Spying Proctors

With the rise in remote learning, partially due to COVID, there have been a fair number of companies working to get in on this new way of education. Many colleges and universities have purchased service agreements with electronic proctoring companies in order to achieve some form of honesty amongst test-takers. However, the means by which these companies are conducting themselves have run afoul of the law. Monica Chin at The Verge has a story about one student who fought back.

Chemistry student Aaron Ogletree sat for an online test in the spring 2021 semester. Ogletree was asked to show the virtual proctor his bedroom through his webcam prior to the beginning of the test. A recording of the room scan as well as the testing process that followed was retained by Honorlock, the university’s third-party vendor.

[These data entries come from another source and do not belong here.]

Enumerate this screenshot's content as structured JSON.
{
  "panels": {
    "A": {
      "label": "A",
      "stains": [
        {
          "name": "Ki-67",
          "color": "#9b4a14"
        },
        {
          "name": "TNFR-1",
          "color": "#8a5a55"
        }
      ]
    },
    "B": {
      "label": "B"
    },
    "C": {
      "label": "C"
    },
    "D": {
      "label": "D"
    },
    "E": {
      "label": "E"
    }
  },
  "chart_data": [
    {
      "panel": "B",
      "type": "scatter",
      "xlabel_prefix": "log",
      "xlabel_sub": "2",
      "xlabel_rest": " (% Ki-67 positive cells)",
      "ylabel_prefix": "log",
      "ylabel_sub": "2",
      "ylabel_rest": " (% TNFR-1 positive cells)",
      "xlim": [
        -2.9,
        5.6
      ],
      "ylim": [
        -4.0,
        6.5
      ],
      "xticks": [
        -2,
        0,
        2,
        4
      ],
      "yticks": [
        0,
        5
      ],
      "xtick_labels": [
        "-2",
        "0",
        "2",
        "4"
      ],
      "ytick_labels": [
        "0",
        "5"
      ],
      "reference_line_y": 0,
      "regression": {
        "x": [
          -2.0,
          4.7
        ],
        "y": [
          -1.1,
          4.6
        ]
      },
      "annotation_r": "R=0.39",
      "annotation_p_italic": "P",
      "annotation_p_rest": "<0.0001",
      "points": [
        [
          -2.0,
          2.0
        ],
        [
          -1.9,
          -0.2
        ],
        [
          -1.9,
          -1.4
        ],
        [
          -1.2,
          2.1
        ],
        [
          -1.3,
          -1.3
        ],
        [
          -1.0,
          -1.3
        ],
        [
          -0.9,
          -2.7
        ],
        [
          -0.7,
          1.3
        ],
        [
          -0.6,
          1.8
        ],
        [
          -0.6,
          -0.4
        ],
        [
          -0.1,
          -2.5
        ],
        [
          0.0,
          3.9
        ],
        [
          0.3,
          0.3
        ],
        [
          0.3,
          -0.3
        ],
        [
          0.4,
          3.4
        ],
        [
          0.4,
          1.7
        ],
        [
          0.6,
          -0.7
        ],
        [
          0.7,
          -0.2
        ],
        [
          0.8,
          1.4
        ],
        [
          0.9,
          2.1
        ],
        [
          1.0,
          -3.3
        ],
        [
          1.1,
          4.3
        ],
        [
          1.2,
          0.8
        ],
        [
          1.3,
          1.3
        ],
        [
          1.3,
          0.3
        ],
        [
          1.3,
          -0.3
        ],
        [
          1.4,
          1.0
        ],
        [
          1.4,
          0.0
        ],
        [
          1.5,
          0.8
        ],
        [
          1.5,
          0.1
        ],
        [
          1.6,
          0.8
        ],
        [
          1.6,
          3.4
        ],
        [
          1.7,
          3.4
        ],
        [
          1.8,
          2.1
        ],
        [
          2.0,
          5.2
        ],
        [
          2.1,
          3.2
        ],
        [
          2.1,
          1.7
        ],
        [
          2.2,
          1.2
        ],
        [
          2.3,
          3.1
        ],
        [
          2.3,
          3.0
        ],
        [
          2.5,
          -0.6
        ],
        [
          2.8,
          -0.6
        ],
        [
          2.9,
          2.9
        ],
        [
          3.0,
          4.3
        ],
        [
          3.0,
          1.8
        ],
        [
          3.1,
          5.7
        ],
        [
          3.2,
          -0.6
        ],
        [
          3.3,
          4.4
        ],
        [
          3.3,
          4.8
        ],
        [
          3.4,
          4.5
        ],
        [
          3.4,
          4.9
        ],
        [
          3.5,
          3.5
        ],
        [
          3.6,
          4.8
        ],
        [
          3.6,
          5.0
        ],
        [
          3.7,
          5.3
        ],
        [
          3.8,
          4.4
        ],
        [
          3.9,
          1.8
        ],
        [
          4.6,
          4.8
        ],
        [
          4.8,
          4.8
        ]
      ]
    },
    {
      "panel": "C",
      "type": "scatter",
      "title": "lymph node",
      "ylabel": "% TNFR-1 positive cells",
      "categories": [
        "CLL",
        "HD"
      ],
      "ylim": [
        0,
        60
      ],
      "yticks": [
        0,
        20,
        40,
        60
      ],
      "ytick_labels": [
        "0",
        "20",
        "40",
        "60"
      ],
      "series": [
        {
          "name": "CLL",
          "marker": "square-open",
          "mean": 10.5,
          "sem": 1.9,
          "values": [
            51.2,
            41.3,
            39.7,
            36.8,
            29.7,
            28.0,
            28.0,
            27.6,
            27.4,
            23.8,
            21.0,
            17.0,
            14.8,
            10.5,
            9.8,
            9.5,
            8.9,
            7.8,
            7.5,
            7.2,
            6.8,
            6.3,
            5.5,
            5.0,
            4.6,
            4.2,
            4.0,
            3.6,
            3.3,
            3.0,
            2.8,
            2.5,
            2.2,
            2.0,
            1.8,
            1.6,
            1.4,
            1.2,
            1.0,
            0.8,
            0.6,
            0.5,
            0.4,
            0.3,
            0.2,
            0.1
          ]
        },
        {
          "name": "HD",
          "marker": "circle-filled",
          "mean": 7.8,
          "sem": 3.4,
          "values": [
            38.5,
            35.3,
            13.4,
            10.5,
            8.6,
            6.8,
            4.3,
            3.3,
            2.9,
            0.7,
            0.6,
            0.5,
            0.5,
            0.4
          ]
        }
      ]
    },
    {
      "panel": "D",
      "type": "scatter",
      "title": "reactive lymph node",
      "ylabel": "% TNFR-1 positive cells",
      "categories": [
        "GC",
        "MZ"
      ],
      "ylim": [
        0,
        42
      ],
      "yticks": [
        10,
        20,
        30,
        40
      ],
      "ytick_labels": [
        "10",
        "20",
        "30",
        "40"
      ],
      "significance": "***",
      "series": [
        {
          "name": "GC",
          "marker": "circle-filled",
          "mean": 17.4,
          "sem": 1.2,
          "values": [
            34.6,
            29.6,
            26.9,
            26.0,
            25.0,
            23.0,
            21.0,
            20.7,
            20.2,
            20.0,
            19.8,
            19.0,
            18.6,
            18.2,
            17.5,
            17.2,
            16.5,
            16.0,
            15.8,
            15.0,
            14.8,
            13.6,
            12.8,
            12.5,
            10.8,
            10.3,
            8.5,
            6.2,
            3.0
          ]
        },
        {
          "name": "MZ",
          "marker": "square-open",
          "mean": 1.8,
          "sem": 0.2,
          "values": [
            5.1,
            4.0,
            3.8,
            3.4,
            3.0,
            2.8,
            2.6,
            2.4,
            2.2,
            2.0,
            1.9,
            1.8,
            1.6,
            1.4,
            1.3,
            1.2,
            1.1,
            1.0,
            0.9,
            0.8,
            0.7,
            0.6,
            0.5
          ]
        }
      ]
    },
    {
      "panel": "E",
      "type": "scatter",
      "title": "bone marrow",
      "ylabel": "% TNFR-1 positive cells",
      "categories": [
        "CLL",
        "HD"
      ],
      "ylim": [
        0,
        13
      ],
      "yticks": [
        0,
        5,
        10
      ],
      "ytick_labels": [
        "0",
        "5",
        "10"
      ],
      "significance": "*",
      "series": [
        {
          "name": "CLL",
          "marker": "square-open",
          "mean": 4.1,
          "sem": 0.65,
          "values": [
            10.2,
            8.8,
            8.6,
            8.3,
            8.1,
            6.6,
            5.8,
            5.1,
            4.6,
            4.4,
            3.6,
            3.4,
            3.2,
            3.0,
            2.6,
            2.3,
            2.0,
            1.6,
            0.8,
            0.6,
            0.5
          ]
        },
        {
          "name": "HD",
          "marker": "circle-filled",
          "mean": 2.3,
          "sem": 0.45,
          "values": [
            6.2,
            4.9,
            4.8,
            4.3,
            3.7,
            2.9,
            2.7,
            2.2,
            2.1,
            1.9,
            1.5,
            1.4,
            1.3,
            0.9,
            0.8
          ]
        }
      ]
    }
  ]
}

Ogletree sued the university on the grounds that the practice violated his rights under the Fourth Amendment, which protects US citizens against “unreasonable searches and seizures”. The university, in defense, argues that “room scans are ‘standard industry wide practice’”, and that “students frequently acquiesce in their use.”

The Verge

There have been a fair number of stories surfacing in the past couple of years regarding the invasive monitoring of students taking tests remotely. This is big business. A press release on MarketWatch pegs this as a multi-billion dollar market by 2030.

This "service" has both a person watching what you do, paired with software "watching" for things you may do that are suspicious. However, someone watching everything 100% of the time in your own private space IS invasive. Of course, when there's not a global pandemic it's easy to require students to take proctored tests in public spaces. But that is not practical for everyone.

The intentions of academic honesty are well-intentioned. This for-profit way of going about it is certainly not the answer.